Most people mistake centralization as a “conservative” tendency. Human history proves otherwise. Centralization, whether political, cultural, or religious, does not conserve anything but the imperial traits of the centralizers, whether Marxists, theocratic zealots, or something else. Religions, cultures, customs, conventions, constitutions, economies, etc. are often ruined by the centralizers, and thus, centralization is always a “progressive” trend, not a conservative one, and typically the reaction to centralization is a conservative reaction, a push to preserve the culture, customs, or traditions of a particular people or place. Likewise, all empires have broken under the strain of conservative resistance to the imperial order. Jefferson and the men of the founding generation declared their independence to preserve English liberties. It was a decentralized, conservative movement.

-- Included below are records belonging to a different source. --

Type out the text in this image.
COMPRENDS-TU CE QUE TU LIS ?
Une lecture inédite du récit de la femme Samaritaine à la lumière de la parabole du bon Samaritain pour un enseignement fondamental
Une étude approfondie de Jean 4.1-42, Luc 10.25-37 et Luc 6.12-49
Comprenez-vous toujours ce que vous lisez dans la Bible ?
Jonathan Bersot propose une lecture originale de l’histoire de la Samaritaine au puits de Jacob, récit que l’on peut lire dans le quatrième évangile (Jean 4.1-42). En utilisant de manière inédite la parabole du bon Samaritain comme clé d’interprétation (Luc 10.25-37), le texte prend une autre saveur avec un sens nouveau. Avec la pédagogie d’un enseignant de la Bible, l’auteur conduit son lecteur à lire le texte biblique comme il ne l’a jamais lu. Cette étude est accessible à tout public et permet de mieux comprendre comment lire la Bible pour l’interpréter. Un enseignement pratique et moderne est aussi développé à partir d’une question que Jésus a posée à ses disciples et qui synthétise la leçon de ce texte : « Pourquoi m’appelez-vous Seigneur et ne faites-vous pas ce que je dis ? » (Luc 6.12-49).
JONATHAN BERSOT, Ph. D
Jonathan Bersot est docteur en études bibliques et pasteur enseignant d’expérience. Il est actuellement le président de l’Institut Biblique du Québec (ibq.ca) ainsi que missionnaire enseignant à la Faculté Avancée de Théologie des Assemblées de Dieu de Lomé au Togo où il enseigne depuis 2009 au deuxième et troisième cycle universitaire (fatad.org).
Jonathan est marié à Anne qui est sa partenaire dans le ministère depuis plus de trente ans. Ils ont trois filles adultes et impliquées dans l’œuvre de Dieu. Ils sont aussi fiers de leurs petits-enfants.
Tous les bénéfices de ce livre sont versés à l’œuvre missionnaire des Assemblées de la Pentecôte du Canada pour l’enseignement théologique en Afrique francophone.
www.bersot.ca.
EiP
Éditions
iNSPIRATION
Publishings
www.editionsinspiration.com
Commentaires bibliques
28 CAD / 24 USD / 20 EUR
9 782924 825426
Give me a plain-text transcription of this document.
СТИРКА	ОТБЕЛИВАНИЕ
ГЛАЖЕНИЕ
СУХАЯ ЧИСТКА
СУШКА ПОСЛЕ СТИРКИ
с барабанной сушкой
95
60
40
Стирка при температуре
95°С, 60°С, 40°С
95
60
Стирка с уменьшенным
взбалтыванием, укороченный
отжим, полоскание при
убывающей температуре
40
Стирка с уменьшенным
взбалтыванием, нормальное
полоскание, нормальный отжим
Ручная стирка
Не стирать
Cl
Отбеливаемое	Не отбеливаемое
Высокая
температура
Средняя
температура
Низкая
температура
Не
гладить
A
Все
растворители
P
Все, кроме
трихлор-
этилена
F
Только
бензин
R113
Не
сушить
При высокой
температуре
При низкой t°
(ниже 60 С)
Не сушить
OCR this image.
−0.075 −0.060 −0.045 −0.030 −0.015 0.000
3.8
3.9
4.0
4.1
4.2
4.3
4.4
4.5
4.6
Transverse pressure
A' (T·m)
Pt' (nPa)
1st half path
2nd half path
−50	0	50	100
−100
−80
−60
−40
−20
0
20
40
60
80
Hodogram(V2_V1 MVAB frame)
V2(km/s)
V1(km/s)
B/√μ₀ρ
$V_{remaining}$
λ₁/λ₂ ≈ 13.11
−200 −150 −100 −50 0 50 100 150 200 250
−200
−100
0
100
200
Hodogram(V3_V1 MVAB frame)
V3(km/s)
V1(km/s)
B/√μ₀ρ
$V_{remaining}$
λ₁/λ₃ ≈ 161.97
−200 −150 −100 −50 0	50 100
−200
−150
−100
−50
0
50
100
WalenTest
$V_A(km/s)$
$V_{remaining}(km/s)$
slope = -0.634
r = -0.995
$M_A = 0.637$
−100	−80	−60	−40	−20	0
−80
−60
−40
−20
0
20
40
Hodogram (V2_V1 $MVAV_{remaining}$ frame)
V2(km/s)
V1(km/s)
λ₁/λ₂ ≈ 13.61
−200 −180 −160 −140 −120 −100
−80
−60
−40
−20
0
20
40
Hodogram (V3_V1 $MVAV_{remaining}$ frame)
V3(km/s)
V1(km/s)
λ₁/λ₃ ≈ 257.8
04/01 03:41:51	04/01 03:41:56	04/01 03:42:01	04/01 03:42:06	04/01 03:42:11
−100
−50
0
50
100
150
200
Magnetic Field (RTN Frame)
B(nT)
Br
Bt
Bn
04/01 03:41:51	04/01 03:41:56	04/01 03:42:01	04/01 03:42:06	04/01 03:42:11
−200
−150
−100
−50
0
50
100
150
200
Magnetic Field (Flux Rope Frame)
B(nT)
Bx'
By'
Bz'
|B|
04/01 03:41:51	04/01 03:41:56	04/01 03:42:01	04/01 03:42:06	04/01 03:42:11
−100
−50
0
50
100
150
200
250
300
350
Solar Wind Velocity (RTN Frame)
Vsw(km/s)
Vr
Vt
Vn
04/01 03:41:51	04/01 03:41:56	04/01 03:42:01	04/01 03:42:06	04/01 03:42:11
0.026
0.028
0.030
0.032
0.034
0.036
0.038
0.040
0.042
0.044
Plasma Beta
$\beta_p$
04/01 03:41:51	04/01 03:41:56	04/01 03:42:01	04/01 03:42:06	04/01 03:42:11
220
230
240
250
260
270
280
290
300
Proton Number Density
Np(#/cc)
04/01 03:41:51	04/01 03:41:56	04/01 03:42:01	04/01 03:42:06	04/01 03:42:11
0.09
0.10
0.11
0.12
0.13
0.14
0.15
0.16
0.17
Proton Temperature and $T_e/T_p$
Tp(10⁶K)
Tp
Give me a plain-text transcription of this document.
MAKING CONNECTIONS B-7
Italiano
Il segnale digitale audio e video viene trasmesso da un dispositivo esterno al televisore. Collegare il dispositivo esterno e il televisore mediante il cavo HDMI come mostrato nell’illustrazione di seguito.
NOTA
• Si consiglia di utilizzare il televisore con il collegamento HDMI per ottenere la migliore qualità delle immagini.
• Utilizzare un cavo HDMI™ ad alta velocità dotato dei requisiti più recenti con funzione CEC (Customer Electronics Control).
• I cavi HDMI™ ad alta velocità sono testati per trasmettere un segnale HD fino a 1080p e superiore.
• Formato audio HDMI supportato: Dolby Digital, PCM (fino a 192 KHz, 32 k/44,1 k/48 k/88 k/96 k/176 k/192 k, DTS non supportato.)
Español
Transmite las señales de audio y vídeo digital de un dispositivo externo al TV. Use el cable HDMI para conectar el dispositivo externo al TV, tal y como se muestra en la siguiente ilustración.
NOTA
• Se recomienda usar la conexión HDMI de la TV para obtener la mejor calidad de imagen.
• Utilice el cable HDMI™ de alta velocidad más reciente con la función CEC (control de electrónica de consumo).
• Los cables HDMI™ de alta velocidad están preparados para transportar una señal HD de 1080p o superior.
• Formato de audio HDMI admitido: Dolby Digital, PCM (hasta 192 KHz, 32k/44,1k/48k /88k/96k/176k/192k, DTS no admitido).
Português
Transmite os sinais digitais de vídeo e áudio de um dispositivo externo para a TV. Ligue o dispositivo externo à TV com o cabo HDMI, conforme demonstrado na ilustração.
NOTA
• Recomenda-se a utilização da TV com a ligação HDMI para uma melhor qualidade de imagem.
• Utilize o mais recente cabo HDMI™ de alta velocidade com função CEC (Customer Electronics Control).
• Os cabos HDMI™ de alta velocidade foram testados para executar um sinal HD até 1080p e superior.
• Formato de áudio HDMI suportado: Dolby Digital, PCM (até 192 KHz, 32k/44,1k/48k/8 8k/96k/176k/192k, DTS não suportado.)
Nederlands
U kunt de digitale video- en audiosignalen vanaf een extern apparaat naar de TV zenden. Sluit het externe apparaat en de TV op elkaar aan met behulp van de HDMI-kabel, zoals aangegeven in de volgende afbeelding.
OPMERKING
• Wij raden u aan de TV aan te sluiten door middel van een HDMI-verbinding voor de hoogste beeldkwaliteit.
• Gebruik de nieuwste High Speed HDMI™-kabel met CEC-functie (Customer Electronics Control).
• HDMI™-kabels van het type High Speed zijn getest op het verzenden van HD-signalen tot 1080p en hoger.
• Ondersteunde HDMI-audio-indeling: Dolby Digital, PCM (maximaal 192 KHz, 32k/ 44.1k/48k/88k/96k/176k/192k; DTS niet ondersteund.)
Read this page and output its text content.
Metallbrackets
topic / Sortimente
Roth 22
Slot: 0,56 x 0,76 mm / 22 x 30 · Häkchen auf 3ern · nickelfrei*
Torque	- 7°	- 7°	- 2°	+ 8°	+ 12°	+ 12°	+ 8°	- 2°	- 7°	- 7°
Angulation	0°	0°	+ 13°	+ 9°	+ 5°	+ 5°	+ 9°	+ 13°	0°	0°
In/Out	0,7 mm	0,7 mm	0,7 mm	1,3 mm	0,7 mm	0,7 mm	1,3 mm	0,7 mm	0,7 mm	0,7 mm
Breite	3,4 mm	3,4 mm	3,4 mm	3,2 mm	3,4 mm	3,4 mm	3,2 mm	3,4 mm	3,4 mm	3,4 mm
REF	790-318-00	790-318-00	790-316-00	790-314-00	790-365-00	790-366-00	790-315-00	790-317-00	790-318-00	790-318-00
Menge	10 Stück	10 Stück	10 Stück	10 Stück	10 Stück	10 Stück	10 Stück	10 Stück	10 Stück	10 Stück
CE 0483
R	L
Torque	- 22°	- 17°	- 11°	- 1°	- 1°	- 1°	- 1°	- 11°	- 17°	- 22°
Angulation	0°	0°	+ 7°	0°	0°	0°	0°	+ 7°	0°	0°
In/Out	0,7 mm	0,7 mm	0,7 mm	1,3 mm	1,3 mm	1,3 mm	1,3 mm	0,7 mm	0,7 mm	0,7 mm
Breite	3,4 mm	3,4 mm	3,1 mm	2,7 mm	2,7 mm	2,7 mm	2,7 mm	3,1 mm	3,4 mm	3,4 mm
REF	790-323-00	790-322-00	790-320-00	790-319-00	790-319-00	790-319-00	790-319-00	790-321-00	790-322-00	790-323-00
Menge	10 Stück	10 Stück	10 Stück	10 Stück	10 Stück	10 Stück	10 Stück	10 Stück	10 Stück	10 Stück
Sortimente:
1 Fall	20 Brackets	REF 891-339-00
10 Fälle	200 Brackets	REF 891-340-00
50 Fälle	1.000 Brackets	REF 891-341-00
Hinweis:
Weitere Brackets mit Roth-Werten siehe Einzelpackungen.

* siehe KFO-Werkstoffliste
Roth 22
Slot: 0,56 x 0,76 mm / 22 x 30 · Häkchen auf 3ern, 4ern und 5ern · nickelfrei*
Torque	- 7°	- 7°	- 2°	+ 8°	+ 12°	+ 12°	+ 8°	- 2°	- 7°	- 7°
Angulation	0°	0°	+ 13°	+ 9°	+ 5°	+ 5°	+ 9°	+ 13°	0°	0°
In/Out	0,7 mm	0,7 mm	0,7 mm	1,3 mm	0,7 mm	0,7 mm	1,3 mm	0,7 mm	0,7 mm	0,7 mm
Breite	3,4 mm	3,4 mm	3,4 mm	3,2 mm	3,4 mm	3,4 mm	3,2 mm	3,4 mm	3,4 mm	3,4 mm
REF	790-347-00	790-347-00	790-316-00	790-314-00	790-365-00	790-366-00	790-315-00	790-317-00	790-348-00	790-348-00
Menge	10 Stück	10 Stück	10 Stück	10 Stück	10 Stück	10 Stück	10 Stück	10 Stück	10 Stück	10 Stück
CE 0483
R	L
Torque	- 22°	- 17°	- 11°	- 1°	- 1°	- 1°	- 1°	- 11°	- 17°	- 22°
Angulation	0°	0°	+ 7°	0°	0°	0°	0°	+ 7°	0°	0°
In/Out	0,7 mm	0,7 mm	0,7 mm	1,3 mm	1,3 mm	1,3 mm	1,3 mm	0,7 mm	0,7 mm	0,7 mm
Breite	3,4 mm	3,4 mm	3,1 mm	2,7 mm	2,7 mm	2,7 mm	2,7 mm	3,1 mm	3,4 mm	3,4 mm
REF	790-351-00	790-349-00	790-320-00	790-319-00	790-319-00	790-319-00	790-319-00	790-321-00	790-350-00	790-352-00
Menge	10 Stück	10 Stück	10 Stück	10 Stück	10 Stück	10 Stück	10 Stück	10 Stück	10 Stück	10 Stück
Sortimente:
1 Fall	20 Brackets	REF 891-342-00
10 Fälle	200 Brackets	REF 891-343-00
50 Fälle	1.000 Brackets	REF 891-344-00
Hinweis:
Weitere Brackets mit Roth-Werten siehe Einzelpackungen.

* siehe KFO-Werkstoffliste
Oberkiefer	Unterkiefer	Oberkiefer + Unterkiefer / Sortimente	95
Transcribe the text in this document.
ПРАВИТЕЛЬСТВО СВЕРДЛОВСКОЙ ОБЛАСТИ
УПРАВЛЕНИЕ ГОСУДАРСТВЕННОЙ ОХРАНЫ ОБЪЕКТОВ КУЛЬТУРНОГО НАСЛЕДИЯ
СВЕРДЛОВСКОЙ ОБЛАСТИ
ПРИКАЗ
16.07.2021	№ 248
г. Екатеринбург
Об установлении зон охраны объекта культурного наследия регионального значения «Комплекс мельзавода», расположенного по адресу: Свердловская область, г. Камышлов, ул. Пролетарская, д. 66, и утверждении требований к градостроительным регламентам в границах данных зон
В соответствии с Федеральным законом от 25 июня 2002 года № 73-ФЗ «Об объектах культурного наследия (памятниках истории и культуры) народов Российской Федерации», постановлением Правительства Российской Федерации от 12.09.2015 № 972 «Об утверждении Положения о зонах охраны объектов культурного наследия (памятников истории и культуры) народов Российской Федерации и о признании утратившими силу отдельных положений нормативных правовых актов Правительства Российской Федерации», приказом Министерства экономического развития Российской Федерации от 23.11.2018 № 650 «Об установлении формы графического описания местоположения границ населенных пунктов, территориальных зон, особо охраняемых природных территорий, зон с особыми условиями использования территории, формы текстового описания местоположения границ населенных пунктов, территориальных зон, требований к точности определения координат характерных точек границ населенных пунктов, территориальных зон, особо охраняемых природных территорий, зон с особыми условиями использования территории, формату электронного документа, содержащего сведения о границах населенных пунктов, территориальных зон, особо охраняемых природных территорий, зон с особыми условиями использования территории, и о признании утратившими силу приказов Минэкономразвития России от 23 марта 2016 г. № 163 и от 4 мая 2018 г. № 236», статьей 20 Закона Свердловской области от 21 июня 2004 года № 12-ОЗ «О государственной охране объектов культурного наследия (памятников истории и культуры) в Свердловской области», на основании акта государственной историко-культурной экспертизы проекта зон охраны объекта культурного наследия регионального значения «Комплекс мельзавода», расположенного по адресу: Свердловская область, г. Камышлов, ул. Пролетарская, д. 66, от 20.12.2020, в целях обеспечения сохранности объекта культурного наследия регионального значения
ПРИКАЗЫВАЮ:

Thinking of the Declaration and the War for Independence this way sheds light on who Americans are as a people. They are a naturally conservative group who love liberty and who are also inclined to preserve the traditions, customs, and cultures of their communities and families. Most men in the founding generation viewed “provincialism” as a badge of honor. They were Virginians, New Yorkers, Pennsylvanians, Massachusettians, and Marylanders first and foremost and Americans second. They defended the rights of their sister States, but did not want another State, foreign or domestic, interfering in the concerns of their local community. In the rush to force “our” will on other Americans (or on the world), we forget this lesson. The American tradition, as exemplified by the Declaration of Independence and the founding generation, favors limited, decentralized government that has as its only charge the protection of life, liberty, and property, and the maintenance of the cultures, customs, conventions, and constitutions of the States and local communities. The Declaration did not “create” new rights, it simply re-affirmed the old, and it is America’s conservative document.